Pour bien comprendre cette différence entre les deux catégories de congolais, il faut revenir à la notion même de naturalisation.

La naturalisation est l'acquisition de la nationalité congolaise par un étranger qui ne l'a jamais possédée antérieurement.

La naturalisation n'est pas une procédure subsidiaire pour devenir congolais. C'est le mode normal d'acquisition de la nationalité congolaise, lorsqu'une personne étrangère ne bénéficie pas du droit d'acquérir la nationalité congolaise de manière automatique ou par déclaration.

Il est clair que les personnes ayant participé à la rédaction du projet de loi précité ont fait une mauvaise lecture de l'article 13 de la Constitution du 20 janvier 2002 en écrivant que ce texte reconnaît à tout étranger naturalisé congolais le droit de jouir de la prérogative de conserver sa nationalité d'origine.

Or non seulement l'article 13 de la Constitution ne prévoit rien de tel mais le naturalisé congolais n'a pas le droit de conserver sa nationalité d'origine, comme nous allons le voir, à travers les lignes qui vont suivre.

La recevabilité d'une demande de naturalisation est soumise à plusieurs conditions légales.

Ces conditions sont essentiellement prévues aux articles 26 à 42 et 99 du code de la nationalité congolaise. Parmi ces conditions, il y a notamment la prestation de serment civique et la déclaration de renonciation à la nationalité d'origine ou étrangère.

Le code de la nationalité prévoit que nul ne peut être naturalisé s'il n'a pas encore prêté le serment civique et renoncé expressément à sa nationalité d'origine (article 32.6e et 7e du code de la nationalité congolaise).

Le requérant doit comparaître devant le juge d'instance de sa résidence ou, à défaut, devant l'un des magistrats désignés à l'article 95 du code de la nationalité congolaise.

Le requérant doit prêter le serment civique et renoncer à sa nationalité d'origine en ces termes :
"Je jure de me conduire en tout cas comme un digne et loyal citoyen congolais et d'assumer toutes les obligations inhérentes à cette qualité. Je déclare en outre expressément renoncer à ma qualité de… qui est ma nationalité d'origine".
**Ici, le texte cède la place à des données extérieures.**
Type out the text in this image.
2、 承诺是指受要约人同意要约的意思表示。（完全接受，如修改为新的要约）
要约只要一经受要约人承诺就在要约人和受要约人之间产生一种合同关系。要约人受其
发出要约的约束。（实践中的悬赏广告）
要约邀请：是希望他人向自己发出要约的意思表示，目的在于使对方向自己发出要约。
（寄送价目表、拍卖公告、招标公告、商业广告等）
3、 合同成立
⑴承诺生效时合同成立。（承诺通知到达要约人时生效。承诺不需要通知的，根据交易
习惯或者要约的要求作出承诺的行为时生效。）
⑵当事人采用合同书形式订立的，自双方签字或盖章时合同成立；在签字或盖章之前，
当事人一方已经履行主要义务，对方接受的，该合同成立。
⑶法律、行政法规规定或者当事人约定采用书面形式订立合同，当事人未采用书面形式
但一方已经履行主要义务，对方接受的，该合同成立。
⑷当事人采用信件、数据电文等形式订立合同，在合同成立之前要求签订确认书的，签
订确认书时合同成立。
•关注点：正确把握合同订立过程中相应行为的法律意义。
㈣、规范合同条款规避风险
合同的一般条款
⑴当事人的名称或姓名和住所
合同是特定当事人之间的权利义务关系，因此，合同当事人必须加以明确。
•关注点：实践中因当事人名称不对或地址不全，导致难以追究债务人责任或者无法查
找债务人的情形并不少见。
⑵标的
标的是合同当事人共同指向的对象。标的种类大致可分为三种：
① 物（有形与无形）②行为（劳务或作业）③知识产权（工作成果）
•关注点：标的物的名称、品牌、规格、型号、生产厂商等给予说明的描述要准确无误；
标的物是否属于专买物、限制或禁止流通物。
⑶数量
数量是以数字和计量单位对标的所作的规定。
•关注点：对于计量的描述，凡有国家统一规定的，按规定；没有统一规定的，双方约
Le magistrat dresse aussitôt un procès-verbal de ce serment et de cette déclaration qui sera enregistrée au greffe et communiquée, selon les cas, soit au ministère de l'intérieur, soit à la préfecture dont dépend la résidence effective du postulant, ou les agents diplomatiques et consulaires et congolais si le postulant se trouve à l'étranger.
 
La prestation de serment civique et de renonciation à la nationalité d'origine telle que prévue par l'article 32 du code de la nationalité congolaise rend impossible et interdit le maintien de sa nationalité d'origine à tout postulant à la nationalité congolaise. Il ne lui sera donc plus possible, lorsqu'il aura obtenu son décret de naturalisation congolaise, d'exciper de sa nationalité d'origine ou étrangère.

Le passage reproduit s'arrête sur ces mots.